Gillian Robespierre has struck a cultural chord with her debut feature, Obvious Child. While the Jenny Slate vehicle rankled some merely by earning the descriptor “the abortion comedy” in the press, it has also generated a lot of positive buzz and chatter thanks to its accessibility and authenticity. Just ahead of the nationwide rollout-––the film hits theaters everywhere on June 27–– of her festival darling, Robespierre jumped on a call and shared everything from what inspired Obvious Child (and some of its plot elements) to how she went about adapting the feature from her 2009 short of the same name, and plenty in-between.
Below are five revelations from that conversation.
The short-to-feature process was gratifying, but not without challenges:
“The short and the feature are very, very different, but also the heart is the same. It was one of those really awesome, tedious endeavors where we went really big in a couple of drafts trying to expand, and finally after going to big, going back to the heart of Donna’s journey and just really expanding on her family, expanding on her friends and expanding on her job and her world and her being a comedian, and finding conflict around the rom-com parts of her life. Which are the Max side of her life. The will she or won’t she have the courage to tell someone, him, something big and to be honest with herself and her mother, but that was always going to be the conflict. It was never going to be a film about will she or won’t she get the abortion.“
The way Jenny Slate got involved was pretty serendipitous:
“Well, the short was written without knowing who Jenny Slate was. My co-creators Anna and Karen and I were just hanging out, we were in the middle of pre-production, looking for our Donna, but we’re also in our early twenties looking for some free comedy! [laughs] We’re kind of nerds. So we went to Big Terrific, which is where Jenny and Gabe Liedman––who eventually makes his way into the film, the feature, he plays Joey––were doing this amazing, hosting this amazing comedy night. So it was a lot of young, budding, emerging, Brooklyn comedians. But, they were the hosts and Jenny got on the stage and she was telling stories about her childhood and growing up in a haunted house––they were so funny and raunchy, but gentle that we knew she had to be our Donna. Luckily, we had a friend in common, so I sent her the script, and a couple days later we were sitting around my kitchen table, drinking beers, talking about making a movie together. Once we started actually making the short, that’s when Donna really came alive. Jenny is such a good actress and so funny, but she also has such great dramatic range. It was such a real pleasure collaborating and working with her on the short, when it came down to make the story bigger, it had to be for Jenny.”

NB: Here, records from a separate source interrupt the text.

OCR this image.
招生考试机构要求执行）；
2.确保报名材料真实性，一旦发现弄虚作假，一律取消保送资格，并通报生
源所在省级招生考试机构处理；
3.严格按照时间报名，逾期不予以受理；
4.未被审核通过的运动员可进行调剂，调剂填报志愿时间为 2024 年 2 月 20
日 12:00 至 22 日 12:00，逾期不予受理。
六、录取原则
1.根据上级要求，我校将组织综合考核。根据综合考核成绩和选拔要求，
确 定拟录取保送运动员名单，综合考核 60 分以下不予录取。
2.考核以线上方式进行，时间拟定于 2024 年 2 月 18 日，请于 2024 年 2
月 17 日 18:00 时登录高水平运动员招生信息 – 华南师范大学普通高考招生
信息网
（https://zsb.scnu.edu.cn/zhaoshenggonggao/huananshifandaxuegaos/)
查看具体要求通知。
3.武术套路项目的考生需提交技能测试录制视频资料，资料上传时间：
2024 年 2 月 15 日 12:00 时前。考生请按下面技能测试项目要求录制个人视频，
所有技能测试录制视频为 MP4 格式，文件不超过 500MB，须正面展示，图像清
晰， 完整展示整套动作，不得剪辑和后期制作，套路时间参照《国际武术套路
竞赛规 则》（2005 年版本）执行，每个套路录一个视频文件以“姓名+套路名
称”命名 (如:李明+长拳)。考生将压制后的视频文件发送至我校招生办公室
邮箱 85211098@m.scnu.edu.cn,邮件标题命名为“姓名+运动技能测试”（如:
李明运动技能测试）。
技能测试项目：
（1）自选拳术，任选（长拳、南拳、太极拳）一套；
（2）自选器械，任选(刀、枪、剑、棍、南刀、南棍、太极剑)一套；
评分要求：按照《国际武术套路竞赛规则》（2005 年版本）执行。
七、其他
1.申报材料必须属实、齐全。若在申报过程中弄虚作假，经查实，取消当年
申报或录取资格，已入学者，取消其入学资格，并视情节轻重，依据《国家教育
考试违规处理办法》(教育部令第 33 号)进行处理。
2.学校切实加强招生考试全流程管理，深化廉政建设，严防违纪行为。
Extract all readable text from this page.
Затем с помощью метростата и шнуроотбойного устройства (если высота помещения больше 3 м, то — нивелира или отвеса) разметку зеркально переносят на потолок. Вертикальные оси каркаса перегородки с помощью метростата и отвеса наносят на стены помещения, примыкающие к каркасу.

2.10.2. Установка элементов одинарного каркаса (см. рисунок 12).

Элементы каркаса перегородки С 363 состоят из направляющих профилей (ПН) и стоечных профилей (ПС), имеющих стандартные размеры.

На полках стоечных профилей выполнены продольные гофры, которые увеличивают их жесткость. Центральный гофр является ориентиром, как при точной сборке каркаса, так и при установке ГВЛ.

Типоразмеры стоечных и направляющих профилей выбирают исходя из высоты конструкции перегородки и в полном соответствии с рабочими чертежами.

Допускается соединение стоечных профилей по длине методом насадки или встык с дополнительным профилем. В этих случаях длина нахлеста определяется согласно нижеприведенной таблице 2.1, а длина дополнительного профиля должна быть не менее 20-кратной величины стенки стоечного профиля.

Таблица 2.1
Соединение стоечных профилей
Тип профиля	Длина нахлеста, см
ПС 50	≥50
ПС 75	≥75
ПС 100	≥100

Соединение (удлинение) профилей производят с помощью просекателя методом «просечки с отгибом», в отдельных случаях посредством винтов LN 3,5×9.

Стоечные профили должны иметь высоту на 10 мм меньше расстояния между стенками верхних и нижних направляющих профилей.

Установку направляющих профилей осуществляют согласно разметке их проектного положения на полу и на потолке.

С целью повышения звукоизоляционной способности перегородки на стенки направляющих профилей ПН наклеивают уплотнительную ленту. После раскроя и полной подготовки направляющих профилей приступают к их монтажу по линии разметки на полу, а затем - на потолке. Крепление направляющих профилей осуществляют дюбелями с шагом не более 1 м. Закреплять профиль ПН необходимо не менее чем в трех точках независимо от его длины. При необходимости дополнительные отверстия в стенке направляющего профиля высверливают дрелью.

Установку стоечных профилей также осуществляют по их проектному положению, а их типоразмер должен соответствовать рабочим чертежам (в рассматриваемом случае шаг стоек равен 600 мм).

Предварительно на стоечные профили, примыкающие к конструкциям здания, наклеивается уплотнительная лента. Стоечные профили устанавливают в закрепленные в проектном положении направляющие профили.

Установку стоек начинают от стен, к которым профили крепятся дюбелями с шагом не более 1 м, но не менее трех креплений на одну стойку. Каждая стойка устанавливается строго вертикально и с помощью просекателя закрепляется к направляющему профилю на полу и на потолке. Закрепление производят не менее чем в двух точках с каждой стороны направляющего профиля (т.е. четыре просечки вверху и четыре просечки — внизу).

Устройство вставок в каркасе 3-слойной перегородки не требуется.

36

A lot of work went into crafting the stand-up scenes:
“It was a very meticulous process. First you know, Liz and I wrote comedy for Jenny, no way did we expect Jenny to be Jenny Slate in this movie, she’s Donna Stern. And Jenny was very sweet when she said 'This is funny, this is great, this is not standup. This is a monologue in the play.' We got a day to workshop it in San Francisco with the grant that we won, so that was phase two, which was, Jenny did some improv based on the script, then I went back to Brooklyn and rewrote. And three was taking what was on the page and making it into bullet points before Jenny went up and did her scenes. She really found a tone that we worked really hard creating, but also improvisational moments came out of the actual shooting of the film, that were just so beautiful. Then step--I don’t know what number I’m on--four was taking an hour of footage and really crafting a cohesive story together... from our beautiful material... It was a real wonderful collaboration. It took a lot of heart and life to get there.”
Knowing that audiences have connected with the tone-of-life feel of the film means a lot:
“It’s really nice to know that this movie is connecting with audiences. When writing something you hope it does, but sometimes it ends up being something that only you and your mom like and your parents like. So, we made this with the intention and the hope that people connect to it, and it really feels like they have. I’m really excited about this next step where it’s released out and the movie takes over and people can judge it on their own, and it’s no longer me guarding it, it’s just out there.”
Robespierre is already hard at work on her next project:
“Elizabeth Holm and I are taking this summer to write out next feature, it’s a comedy, and right now it’s called Untitled Divorce Comedy, and it also takes place in New York.”